A LAUDATORY ESTIMATE OF THE QUEEN.

The queen was unremittingly sweet and gracious, never making me sensible of any insufficiency from my single attendance; which, to me, was an opportunity the most favourable in the world for becoming more intimately acquainted with her mind and understanding. For the excellency of her mind I was fully prepared; the testimony of the nation at large could not be unfaithful; but the depth and soundness of her understanding surprised me: good sense I expected—to that alone she could owe the even tenor of her conduct, universally approved, though examined and judged by the watchful eye of multitudes. But I had not imagined that, shut up in the confined limits of a Court, she could have acquired any but the most superficial knowledge of the world, and the most partial insight into character. But I find, now, I have only done justice to her disposition, not to her parts, which are truly of that superior order that makes sagacity intuitively supply the place of experience. In the course of this month I spent much time quite alone with her, and never once quitted her presence without fresh admiration of her talents.
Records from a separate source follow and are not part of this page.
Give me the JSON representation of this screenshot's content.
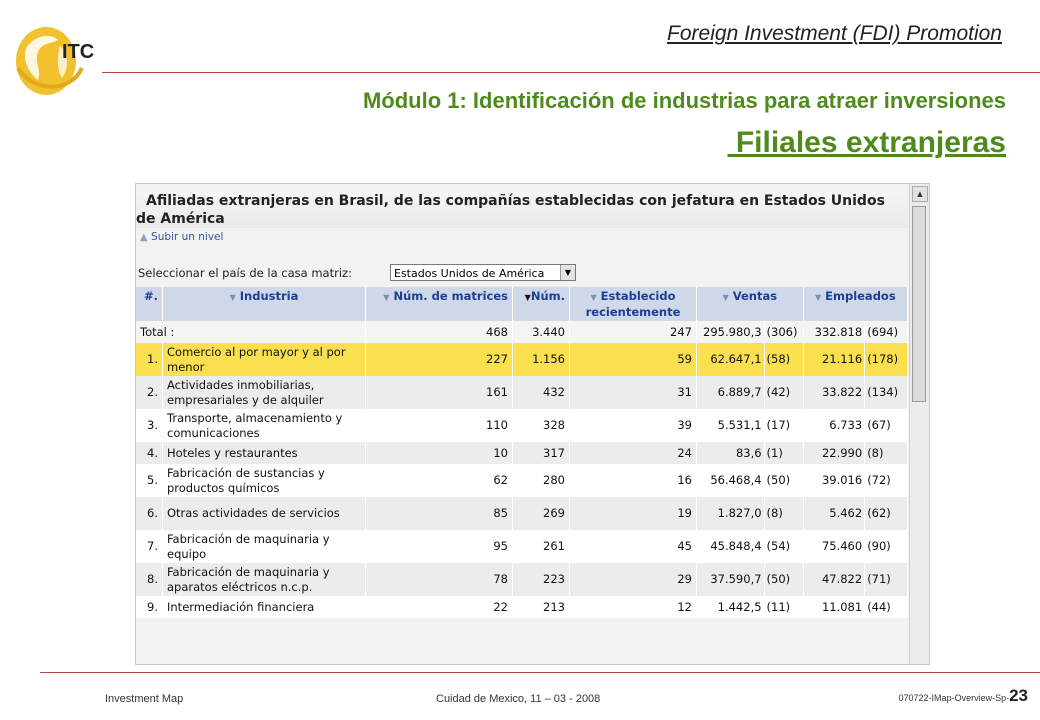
{
  "slide": {
    "logo_text": "ITC",
    "header": "Foreign Investment (FDI) Promotion",
    "module_title": "Módulo 1: Identificación de industrias para atraer inversiones",
    "subtitle": " Filiales extranjeras"
  },
  "app": {
    "title_line1": "Afiliadas extranjeras en Brasil, de las compañías establecidas con jefatura en Estados Unidos",
    "title_line2": "de América",
    "up_link": "Subir un nivel",
    "country_label": "Seleccionar el país de la casa matriz:",
    "country_value": "Estados Unidos de América",
    "columns": {
      "idx": "#.",
      "industria": "Industria",
      "matrices": "Núm. de matrices",
      "num": "Núm.",
      "establecido": "Establecido recientemente",
      "ventas": "Ventas",
      "empleados": "Empleados"
    },
    "total": {
      "label": "Total :",
      "matrices": "468",
      "num": "3.440",
      "establecido": "247",
      "ventas": "295.980,3",
      "ventas_n": "(306)",
      "empleados": "332.818",
      "empleados_n": "(694)"
    },
    "rows": [
      {
        "idx": "1.",
        "industria": "Comercio al por mayor y al por menor",
        "matrices": "227",
        "num": "1.156",
        "establecido": "59",
        "ventas": "62.647,1",
        "ventas_n": "(58)",
        "empleados": "21.116",
        "empleados_n": "(178)"
      },
      {
        "idx": "2.",
        "industria": "Actividades inmobiliarias, empresariales y de alquiler",
        "matrices": "161",
        "num": "432",
        "establecido": "31",
        "ventas": "6.889,7",
        "ventas_n": "(42)",
        "empleados": "33.822",
        "empleados_n": "(134)"
      },
      {
        "idx": "3.",
        "industria": "Transporte, almacenamiento y comunicaciones",
        "matrices": "110",
        "num": "328",
        "establecido": "39",
        "ventas": "5.531,1",
        "ventas_n": "(17)",
        "empleados": "6.733",
        "empleados_n": "(67)"
      },
      {
        "idx": "4.",
        "industria": "Hoteles y restaurantes",
        "matrices": "10",
        "num": "317",
        "establecido": "24",
        "ventas": "83,6",
        "ventas_n": "(1)",
        "empleados": "22.990",
        "empleados_n": "(8)"
      },
      {
        "idx": "5.",
        "industria": "Fabricación de sustancias y productos químicos",
        "matrices": "62",
        "num": "280",
        "establecido": "16",
        "ventas": "56.468,4",
        "ventas_n": "(50)",
        "empleados": "39.016",
        "empleados_n": "(72)"
      },
      {
        "idx": "6.",
        "industria": "Otras actividades de servicios",
        "matrices": "85",
        "num": "269",
        "establecido": "19",
        "ventas": "1.827,0",
        "ventas_n": "(8)",
        "empleados": "5.462",
        "empleados_n": "(62)"
      },
      {
        "idx": "7.",
        "industria": "Fabricación de maquinaria y equipo",
        "matrices": "95",
        "num": "261",
        "establecido": "45",
        "ventas": "45.848,4",
        "ventas_n": "(54)",
        "empleados": "75.460",
        "empleados_n": "(90)"
      },
      {
        "idx": "8.",
        "industria": "Fabricación de maquinaria y aparatos eléctricos n.c.p.",
        "matrices": "78",
        "num": "223",
        "establecido": "29",
        "ventas": "37.590,7",
        "ventas_n": "(50)",
        "empleados": "47.822",
        "empleados_n": "(71)"
      },
      {
        "idx": "9.",
        "industria": "Intermediación financiera",
        "matrices": "22",
        "num": "213",
        "establecido": "12",
        "ventas": "1.442,5",
        "ventas_n": "(11)",
        "empleados": "11.081",
        "empleados_n": "(44)"
      }
    ]
  },
  "footer": {
    "left": "Investment Map",
    "center": "Cuidad de Mexico, 11 – 03 - 2008",
    "right_small": "070722-IMap-Overview-Sp-",
    "page": "23"
  }
}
There are few points I have observed with more pleasure in her than all that concerns the office which brings me to her in this private and confidential manner. All that breaks from her, in our tete-a-tetes, upon the subject of dress, is both edifying and amiable. She equips herself for the drawing-room with all the attention in her power; she neglects nothing that she thinks becoming to her appearance upon those occasions, and is sensibly conscious that her high station makes her attire in public a matter of business. As such, she submits to it without murmuring; but a yet stronger consciousness of the real futility of such mere outward grandeur bursts from her, involuntarily, the moment the sacrifice is paid, and she can never refuse herself the satisfaction of expressing her contentment to put on a quiet undress. The great coats are so highly in her favour, from the quickness with which they enable her to finish her toilette, that she sings their praise with fresh warmth every time she is allowed to wear them, archly saying to me, with most expressive eyes, “If I could write—if I could but write!—how I would compose upon a great coat! I wish I were a poetess, that I might make a song upon it—I do think something very pretty might be said about it.”

These hints she has given me continually; but the Muse was not so kind as ever to make me think of the matter again when out of her sight-till, at last, she one day, in putting on this favourite dress, half gravely, said, “I really take it a little ill you won't write something upon these great coats!”

I only laughed, yet, when I left her, I scribbled a few stanzas, copied them very fairly, and took them, as soon as they were finished, into her room; and there kept them safely in my pocket-book, for I knew not how to produce them, and she, by odd accident, forbore from that time to ask for them, though her repeated suggestion had, at last, conquered my literary indolence.[221]

I cannot here help mentioning a very interesting little scene at which I was present, about this time. The queen had nobody but myself with her, one morning, when the king hastily entered the room, with some letters in his hand, and addressing her in German, which he spoke very fast, and with much apparent interest in what he said, he brought the letters up to her, and put them into her hand. She received them with much agitation, but evidently of a much pleased sort, and endeavoured to kiss his hand as he held them. He would not let her, but made an effort, with a countenance of the highest satisfaction, to kiss hers. I saw instantly in her eyes a forgetfulness, at the moment, that any one was present, while, drawing away her hand, she presented him her cheek. He accepted her kindness with the same frank affection that she offered it; and the next moment they both spoke English, and talked upon common and general subjects.

What they said I am far enough from knowing; but the whole was too rapid to give me time to quit the room; and I could not but see with pleasure that the queen had received some favour with which she was sensibly delighted, and that the king, in her acknowledgments, was happily and amply paid.